Fixtures are crucial to new manufacturing techniques and largely dictate the level of flexibility a manufacturing system can achieve. Advanced Fixture Design for FMS provides a systematic basis for the selection and design of fixturing systems. It gives a review of the current state of the art of flexible and reconfigurable fixturing systems. Recent developments in design methodology using CAD are analysed in depth. Fixture design is seen as an inseparable part of process planning. The primary objective of a fixture system is to ensure that the part being manufactured can be made consistently within the tolerance specified in the design. A new method of tolerance analysis is used to check the suitability of location surfaces and the sequence of operations and is explained in detail.

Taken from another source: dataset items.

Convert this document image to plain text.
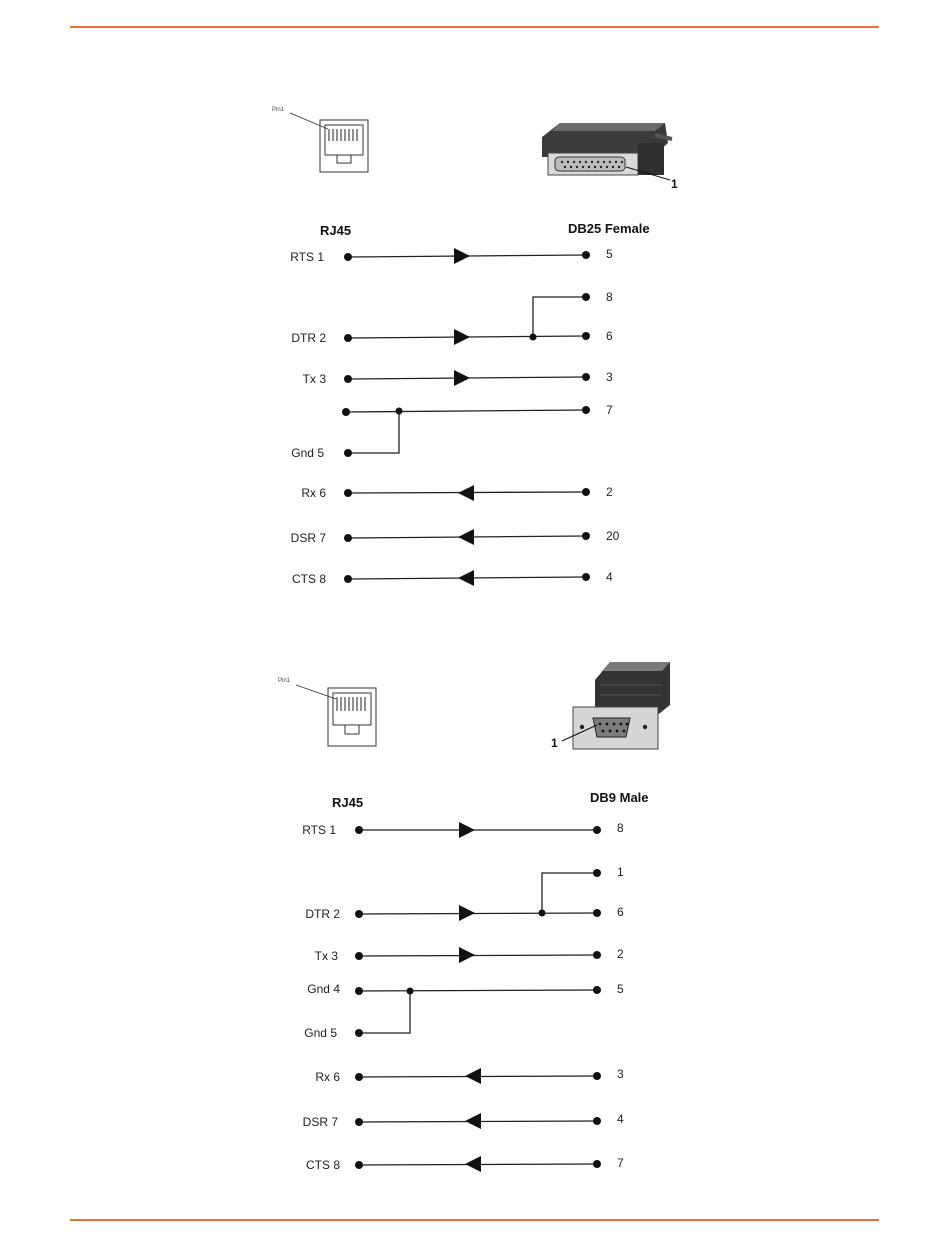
Pin1
1
RJ45	DB25 Female
RTS 1
DTR 2
Tx 3
Gnd 5
Rx 6
DSR 7
CTS 8
5
8
6
3
7
2
20
4
Pin1
1
RJ45	DB9 Male
RTS 1
DTR 2
Tx 3
Gnd 4
Gnd 5
Rx 6
DSR 7
CTS 8
8
1
6
2
5
3
4
7
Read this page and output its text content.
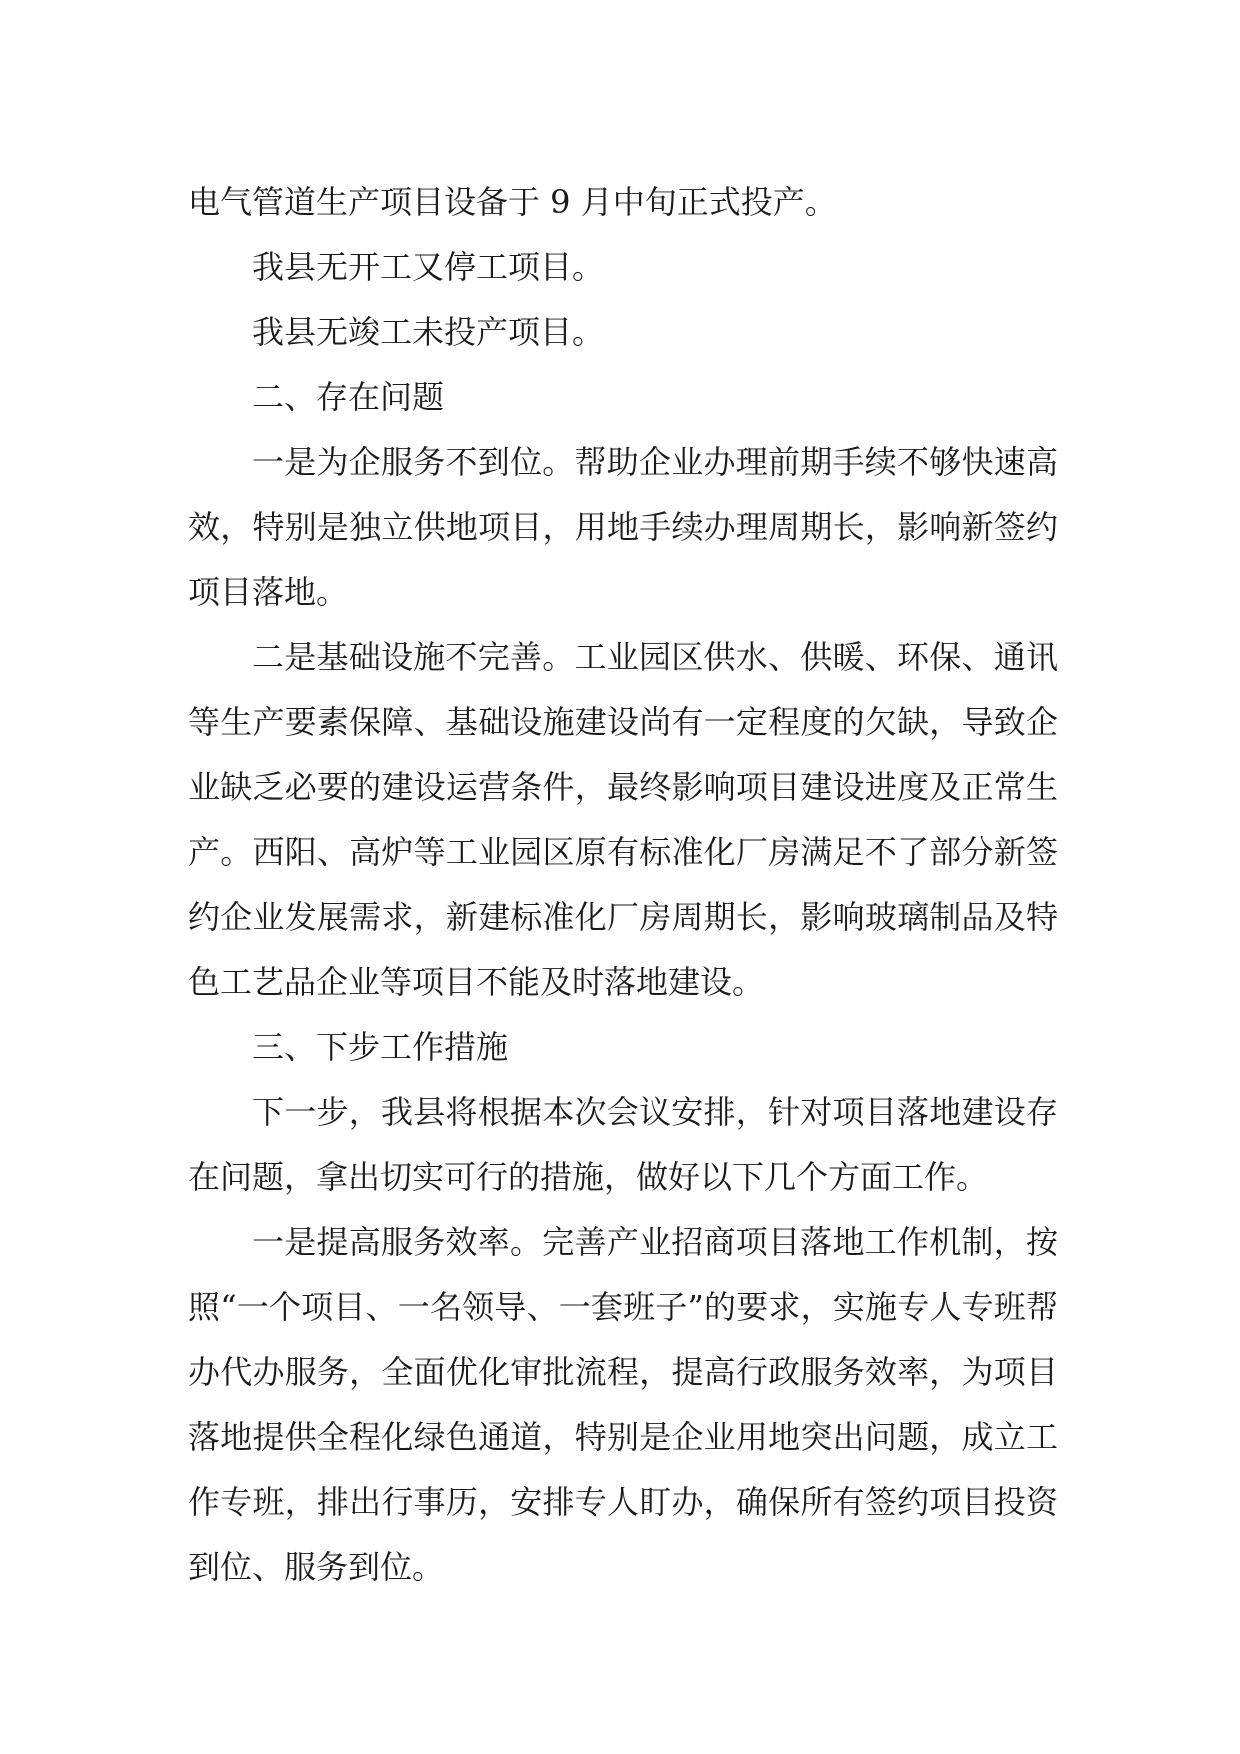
电气管道生产项目设备于 9 月中旬正式投产。

我县无开工又停工项目。

我县无竣工未投产项目。

二、存在问题

一是为企服务不到位。帮助企业办理前期手续不够快速高效，特别是独立供地项目，用地手续办理周期长，影响新签约项目落地。

二是基础设施不完善。工业园区供水、供暖、环保、通讯等生产要素保障、基础设施建设尚有一定程度的欠缺，导致企业缺乏必要的建设运营条件，最终影响项目建设进度及正常生产。西阳、高炉等工业园区原有标准化厂房满足不了部分新签约企业发展需求，新建标准化厂房周期长，影响玻璃制品及特色工艺品企业等项目不能及时落地建设。

三、下步工作措施

下一步，我县将根据本次会议安排，针对项目落地建设存在问题，拿出切实可行的措施，做好以下几个方面工作。

一是提高服务效率。完善产业招商项目落地工作机制，按照“一个项目、一名领导、一套班子”的要求，实施专人专班帮办代办服务，全面优化审批流程，提高行政服务效率，为项目落地提供全程化绿色通道，特别是企业用地突出问题，成立工作专班，排出行事历，安排专人盯办，确保所有签约项目投资到位、服务到位。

Fixtures are an essential part of manufacturing production. This book covers computer-aided fixture design, fixture clamping synthesis and optimisation, workpiece-fixture interaction, intelligent fixture designed to integrate with processing equipment or machine tools so as to improve productivity and product quality, Internet-enabled fixture design and modular fixture database management. These are the emerging issues central to the development of computer-integrated manufacturing.Covering the established knowledge of fixture design automation and the niche areas of fixture system integration and Internet-enabled design, the book would be a prevalent reference for academics, manufacturing & industrial engineers, and a valuable text for engineering graduate students.